1968 foi o ano em que a vibe peace & love construída no decorrer da década de 60 passou a dar sinais de desgaste. Com um verão que trouxe mais sutiãs (figuradamente) queimados do que flores, o ano foi marcado por protestos, revoluções, assassinatos e guerra.
Musicalmente, porém, 68 foi tão produtivo quanto seu antecessor – o que ficará bem claro no passeio 1968 EM 50 DISCOS que hoje celebra os 50 anos de uma das maiores obras-primas já produzidas pela humanidade:
Álbum: ‘The Kinks Are the Village Green Preservation Society’
Artista: The Kinks
Gravadora: Pye Records
País: Inglaterra
Lançamento: 22 de Novembro de 1968
por Joyce Guillarducci
Li certa vez um texto sobre The Kinks na Rolling Stone onde o jornalista Paul William dizia que ouvir cada música deles era como fazer um novo amigo, e essa pra mim é a melhor definição ever. O Ray Davies de 68 é uma das (poucas) pessoas para as quais eu realmente gostaria de poder telefonar na madrugada e trocar uma ideia sobre geleias de morango e todas as diferentes variedades que compõem o Village Green Preservation Society.
O sexto disco dos Kinks e último com a formação original (Ray Davies, Dave Davies, Pete Quaife e Mick Avory) é um daqueles que sempre me fazem sorrir. Isso porque tudo nesse disco soa familiar, nostálgico, próximo e cada vez que escuto-o me relaciono mais com seus personagens: o velho Walter de ‘Do You Remember Walter?’ é meu antigo amigo da escola; o rapaz que conquista a Daisy em ‘Village Green’ é o menino do mercadinho ao lado da casa onde cresci; o ‘Johnny Thunder’ é o Marlon Brando em O Selvagem, mas bem poderia ser o rebelde sem causa do colégio onde estudei (god bless Johnny!), e por aí vai…
Como não poderia deixar de ser, o Village Green também traz suas boas doses de ironia – afinal, estamos falando de uma obra de Ray Davies aqui. Gosto especialmente da forma “amigável” e bem humorada com a qual ele faz isso, que fica claro em faixas como ‘Big Sky’ e a crítica às pessoas sempre tão ocupadas consigo mesmas, além de ‘Picture Book’ e ‘People Take Pictures of Each Other’ – que hoje poderia ser “people POST pictures of each other”, hehe.
Multifacetados que são, aqui o quarteto também mostra seu pézinho no blues com ‘Last of the Steam-Powered Trains’ que foi inspirada por ‘Smokestack Lightnin’ de Howlin’ Wolf, além de trazer um pouco da onda lúdica e escapista que dominou o ‘Something Else’ no ano anterior com as faixas ‘Sitting By The River Side’ e ‘Phenomenal Cat’, dois dos exemplares mais próximos da psicodelia que um som dos Kinks pode chegar.
Musicalmente diria que esse é um dos trabalhos mais ousados do quarteto.
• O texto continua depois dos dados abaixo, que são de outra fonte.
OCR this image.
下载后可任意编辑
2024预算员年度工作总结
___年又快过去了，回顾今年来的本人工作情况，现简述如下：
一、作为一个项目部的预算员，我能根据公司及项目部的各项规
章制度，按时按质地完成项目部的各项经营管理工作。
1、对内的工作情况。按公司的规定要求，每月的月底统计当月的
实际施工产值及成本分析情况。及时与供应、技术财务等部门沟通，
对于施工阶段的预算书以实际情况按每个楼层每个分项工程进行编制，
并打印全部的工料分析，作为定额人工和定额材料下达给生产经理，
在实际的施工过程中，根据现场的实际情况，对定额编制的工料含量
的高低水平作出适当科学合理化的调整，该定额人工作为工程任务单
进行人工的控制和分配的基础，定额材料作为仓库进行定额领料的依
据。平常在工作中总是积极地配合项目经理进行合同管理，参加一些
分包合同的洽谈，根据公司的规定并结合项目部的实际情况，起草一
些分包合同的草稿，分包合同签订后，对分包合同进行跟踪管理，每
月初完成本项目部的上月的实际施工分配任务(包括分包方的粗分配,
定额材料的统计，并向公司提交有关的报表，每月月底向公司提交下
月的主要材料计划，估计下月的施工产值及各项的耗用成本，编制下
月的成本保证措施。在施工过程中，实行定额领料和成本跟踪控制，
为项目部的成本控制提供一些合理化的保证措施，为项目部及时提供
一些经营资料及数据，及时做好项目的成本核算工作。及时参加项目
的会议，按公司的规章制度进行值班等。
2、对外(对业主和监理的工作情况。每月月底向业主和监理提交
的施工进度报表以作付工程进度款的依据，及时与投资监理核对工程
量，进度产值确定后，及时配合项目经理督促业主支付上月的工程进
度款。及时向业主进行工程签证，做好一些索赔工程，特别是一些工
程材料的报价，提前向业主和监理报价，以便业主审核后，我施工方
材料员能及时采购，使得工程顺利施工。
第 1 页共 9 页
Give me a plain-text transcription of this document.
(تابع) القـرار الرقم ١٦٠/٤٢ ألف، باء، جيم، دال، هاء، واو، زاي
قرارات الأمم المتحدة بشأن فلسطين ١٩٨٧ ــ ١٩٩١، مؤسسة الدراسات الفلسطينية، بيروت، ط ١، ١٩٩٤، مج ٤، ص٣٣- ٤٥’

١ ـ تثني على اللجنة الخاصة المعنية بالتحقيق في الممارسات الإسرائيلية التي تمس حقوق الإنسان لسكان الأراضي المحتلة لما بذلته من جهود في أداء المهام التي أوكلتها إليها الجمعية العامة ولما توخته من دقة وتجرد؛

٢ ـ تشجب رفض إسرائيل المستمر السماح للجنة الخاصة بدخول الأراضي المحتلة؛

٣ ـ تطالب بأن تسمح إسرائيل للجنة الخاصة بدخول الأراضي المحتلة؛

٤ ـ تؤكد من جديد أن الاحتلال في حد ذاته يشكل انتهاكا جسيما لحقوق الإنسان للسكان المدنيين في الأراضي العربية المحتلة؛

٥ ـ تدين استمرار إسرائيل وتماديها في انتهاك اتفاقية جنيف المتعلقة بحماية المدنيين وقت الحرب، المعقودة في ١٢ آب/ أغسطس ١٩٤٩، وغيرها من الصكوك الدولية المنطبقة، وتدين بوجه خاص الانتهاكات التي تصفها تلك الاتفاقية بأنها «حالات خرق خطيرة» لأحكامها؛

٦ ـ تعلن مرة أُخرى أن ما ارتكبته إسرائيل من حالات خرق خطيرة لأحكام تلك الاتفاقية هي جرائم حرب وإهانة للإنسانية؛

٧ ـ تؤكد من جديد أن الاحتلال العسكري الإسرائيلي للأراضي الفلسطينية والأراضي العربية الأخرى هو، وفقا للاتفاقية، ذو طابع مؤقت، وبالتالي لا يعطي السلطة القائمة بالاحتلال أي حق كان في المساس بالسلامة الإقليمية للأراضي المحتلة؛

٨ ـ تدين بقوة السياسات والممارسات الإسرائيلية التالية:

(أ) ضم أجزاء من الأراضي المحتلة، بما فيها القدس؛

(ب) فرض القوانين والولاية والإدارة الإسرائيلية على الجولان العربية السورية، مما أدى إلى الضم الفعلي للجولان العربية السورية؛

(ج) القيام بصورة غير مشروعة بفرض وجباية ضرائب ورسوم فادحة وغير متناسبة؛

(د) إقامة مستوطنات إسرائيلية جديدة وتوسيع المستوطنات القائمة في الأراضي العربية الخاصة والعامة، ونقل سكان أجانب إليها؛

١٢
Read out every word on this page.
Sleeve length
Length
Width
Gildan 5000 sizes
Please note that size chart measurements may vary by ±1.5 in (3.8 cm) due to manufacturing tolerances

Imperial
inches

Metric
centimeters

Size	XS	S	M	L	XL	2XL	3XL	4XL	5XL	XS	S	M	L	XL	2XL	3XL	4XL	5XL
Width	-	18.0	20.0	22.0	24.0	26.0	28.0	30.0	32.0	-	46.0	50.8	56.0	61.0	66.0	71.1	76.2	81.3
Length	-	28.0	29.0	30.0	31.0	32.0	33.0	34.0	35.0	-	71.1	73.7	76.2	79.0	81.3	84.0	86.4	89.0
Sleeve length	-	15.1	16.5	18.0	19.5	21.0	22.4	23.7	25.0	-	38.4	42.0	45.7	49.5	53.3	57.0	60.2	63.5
Trocando os marcantes riffs de Dave Davies por experimentos com mellotrons, cravos e afins, eles nos oferecem aqui uma sonoridade bem mais diversa e “colorida” – cara esse é realmente o disco psicodélico dos Kinks.
Enfim, cada vez que escutar esse disco vou lembrar de algo mais que deveria ter mencionado aqui, então vamos deixar como está. Até porque pensando nos fãs sem limites (oooi!) esse ano a Sanctuary Records lançou uma edição especial de 50 anos com APENAS 60 faixas, dentre as quais destaco a inédita ‘Time Song’, a orquestrada ‘Village Green Overture’ e a barroca ‘Berkeley Mews’ que é uma de minhas favoritas de todos os tempos e demorou 50 anos para finalmente aparecer num disco. A Village Green é o subúrbio dos irmãos Davies mas também é nossa casa, basta entrar.